« Jeanne Nabert, le silence brisé » par l’association Les Praticables

entrée 6€ (adhérents 5€)

Projet « Jeanne Nabert, le silence brisé » 2016

Aspect littéraire :

Jeanne Nabert est une des rares femmes à écrire à son époque des poèmes, contes, pièce de théâtre, romans, nouvelles, articles, ayant pour milieu socio-culturel la Bretagne mais aussi l’Est de la France, Paris, l’Angleterre, l’Italie où elle séjourne. Chez elle pas de mièvrerie, mais un regard vif, subtile et tendre sur son entourage, qui invite à la découverte, à la rêverie. A la dure réalité de la vie aussi. Elle détonne aussi par une énergie d’écriture qu’elle communique aisément. Telle une partition musicale, ses textes sont extrêmement rythmés. Dotée d’un sens inouï du suspens, elle surprend souvent par la chute de ses narrations. A l’instar des Flaubert, Shiller, Thomas Hardy, elle dépeint son environnement avec une précision ciselée au scalpel:les gens, la nature, les ambiances. Telle une archéologue, elle fouille les profondeurs de l’âme humaine. Cela toujours avec passion, ironie et humilité. C’est une masse d’information énorme que l’auteur nous livre à travers ses récits dans lesquels son pouvoir d’imagination et son extrême sensibilité nous entraînent dans des histoires stupéfiantes.

Aspect humain :
Dans la plupart de ses écrits, Jeanne Nabert dénonce : l’injustice, l’hypocrisie sociale et religieuse, l’égoïsme, les intérêts mercantiles qui prédominent sur l’intérêt humain. Elle même, différente de par ses origines, son milieu et son éducation, souffrira de discriminations. Ses histoires sont truffées de personnages, adultes ou enfants, laissés pour compte, malmenés voire maltraités par la vie, par les gens ou par la fameuse « Réprobation Générale ». Avec audace et courage, c’est en femme libre qu’elle s’insurge contre ses contemporains à l’esprit étroit qui méprisent ceux qui ne sont pas comme eux ou bien qui en ont peur. Elle pointe l’ignorance teintée de superstitions assassines d’un monde qu’elle a connu et vécu, trouvant refuge dans un univers poétique, troublant,dramatique, tendant toujours vers un spirituel salvateur. Auteur indépendante elle n’a donc pas peur de dévoiler ce qu’il faut cacher. Elle traite entres autres de sujets tabous à l’époque : le viol des femmes en temps de guerre, l’avortement, le transgenre, le sort des filles-mères. Les sujets de ses récits sont hélas toujours d’actualité et résonnent même étrangement de nos jours. Pour tout cela et en tant que femme, elle demeure une auteur d’exception dans l’univers de la littérature Bretonne. Il nous apparaît évident que cette auteure de talent mérite d’être lue ou relue, diffusée en biblios/ médiathèques, cafés associatifs, voire d’être étudiée dans les établissements scolaires. C’est pourquoi nous vous proposons une lecture-spectacle de ses textes qui pourrait être illustrée par une exposition-photos et une mise à disposition des ses livres.

Biographie :

Jeanne Nabert, fille du docteur Christian Neis et de Laure Vailhen, naît à Pont-Croix le 5 mars 1883. Elle compose ses premiers poèmes à 12 ans. Alors élève à Quimperlé, elle y suivra ses études secondaires jusqu’en 1901.Sous le pseudonyme de « Sijenna », la jeune Neis participe à l’effervescence créative des auteurs bretons, vivement encouragée par Anatole Le Braz.
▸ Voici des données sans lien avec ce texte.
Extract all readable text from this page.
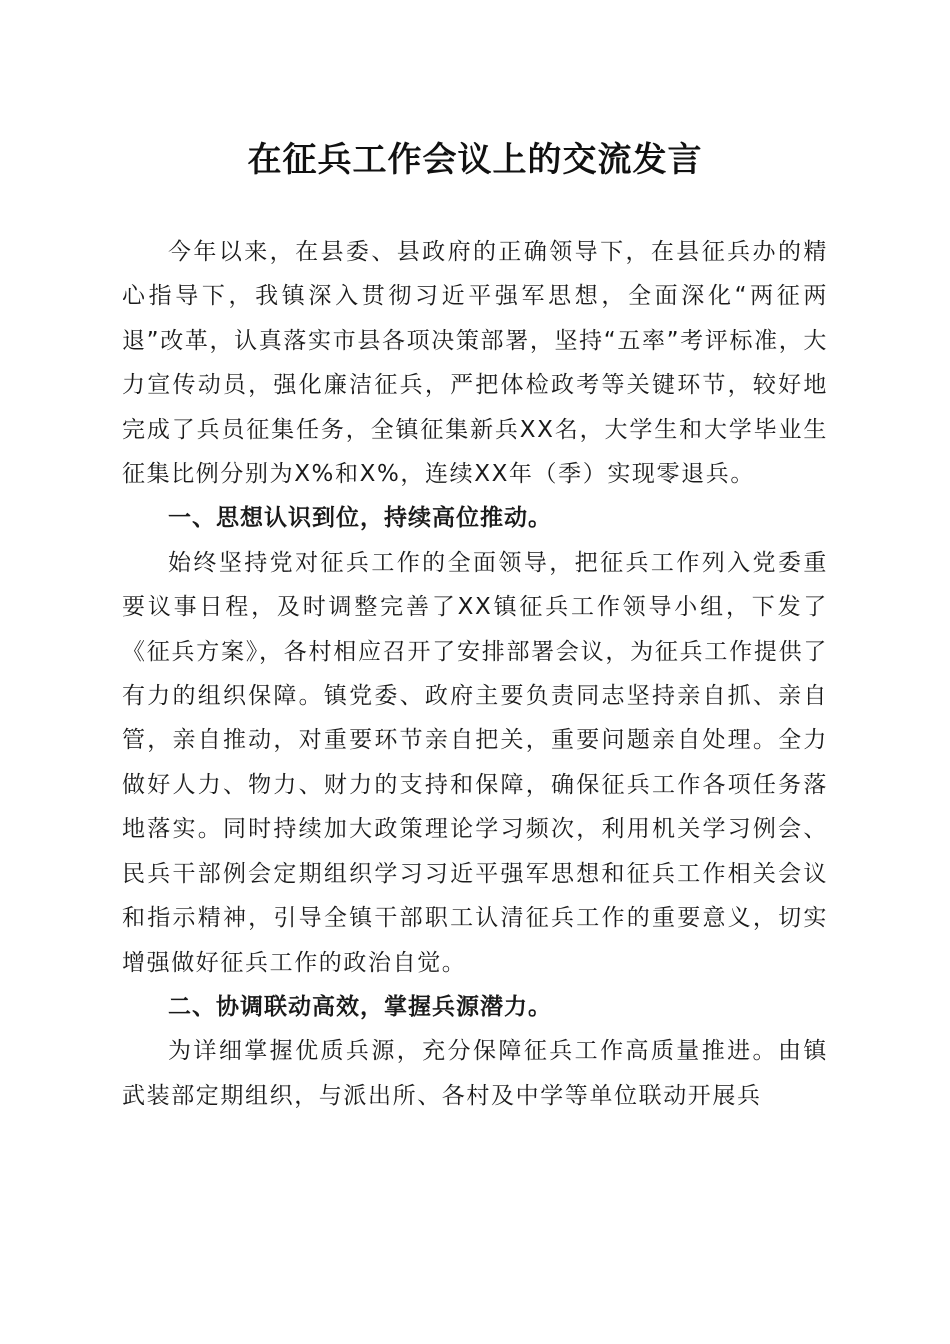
在征兵工作会议上的交流发言

今年以来，在县委、县政府的正确领导下，在县征兵办的精心指导下，我镇深入贯彻习近平强军思想，全面深化“两征两退”改革，认真落实市县各项决策部署，坚持“五率”考评标准，大力宣传动员，强化廉洁征兵，严把体检政考等关键环节，较好地完成了兵员征集任务，全镇征集新兵XX名，大学生和大学毕业生征集比例分别为X%和X%，连续XX年（季）实现零退兵。

一、思想认识到位，持续高位推动。

始终坚持党对征兵工作的全面领导，把征兵工作列入党委重要议事日程，及时调整完善了XX镇征兵工作领导小组，下发了《征兵方案》，各村相应召开了安排部署会议，为征兵工作提供了有力的组织保障。镇党委、政府主要负责同志坚持亲自抓、亲自管，亲自推动，对重要环节亲自把关，重要问题亲自处理。全力做好人力、物力、财力的支持和保障，确保征兵工作各项任务落地落实。同时持续加大政策理论学习频次，利用机关学习例会、民兵干部例会定期组织学习习近平强军思想和征兵工作相关会议和指示精神，引导全镇干部职工认清征兵工作的重要意义，切实增强做好征兵工作的政治自觉。

二、协调联动高效，掌握兵源潜力。

为详细掌握优质兵源，充分保障征兵工作高质量推进。由镇武装部定期组织，与派出所、各村及中学等单位联动开展兵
Elle fait aussi partie des chanteurs de Ti Kaniri Breizh (la Maison du chant de la Bretagne).Ses séjours, dès 18 ans, en Angleterre puis en Allemagne, la rapprochent de ses auteurs de prédilection : les sœurs Brontë, Thomas Hardy, Yeats ainsi que Schiller, Goethe, Heine, Nietzsche,qui confortent son penchant au romantisme.Puis elle gagne Paris où elle démarre des études à la Sorbonne. Elle y rencontre Jean Nabert, brillant étudiant en philosophie. Ils se marient à Pont-Croix en 1908.Naissent Claude (1910) et Madeleine (1912). La guerre éclate, Jean Nabert est mobilisé, blessé et retenu en Suisse jusqu’à la fin du conflit. Après son retour, il est nommé au lycée de Metz et entreprend son œuvre de philosophie. Il commence à publier et, avec sa famille, s’installe à Paris.Le couple fera l’acquisition d’une propriété à Loctudy où il séjournera régulièrement.

Bibliographie :

L’inspiration et l’imagination de Jeanne Nabert lui permettent de s’exprimer dans différents répertoires: poésie, nouvelles, théâtre, contes, romans.En 1903, Sijenna publie le recueil de poésies « Humble moisson », préfacé par Anatole Le Braz. En 1908, Jeanne Neis fait paraître sous son vrai nom, le recueil de poésies « Silences brisés », pour lequel elle sera primée par l’Académie Française. En 1915, Jeanne écrit la nouvelle « L’Intrus ». L’auteure montre, déjà dans ce texte, un aperçu de son écriture universelle, ainsi que ses réflexions humanistes et philosophiques. 1924, elle écrit une pièce de théâtre « La Lame sourde », (édit. La Grande Revue),dont l’action se situe à l’île de Sein. Elle sera montée par Charles Dullin en 1925, au théâtre de l’Atelier à Paris.Suivront les 3 romans  édités et réédités chez différents éditeurs, de 1931 à 2009 : Plon, Mercure de France, Stakine, La Découvrance, Coop Breizh.
1931 : « Le Cavalier de la mer » pour lequel elle obtient le prix du premier roman.
1936 : « Les Termagies »
1946 : « L’Ilienne »
1982, les éditions Calligrammes éditent le recueil de nouvelles « Judith en Bretagne » , puis en 1992, « Les Contes du bout du monde ».
2015, édition du recueil de nouvelles « Le Phénakistiscope »
2016, édition du livre « Poèmes de Sijenna, par Jeanne Nabert-Neis », aux éditions Galleg.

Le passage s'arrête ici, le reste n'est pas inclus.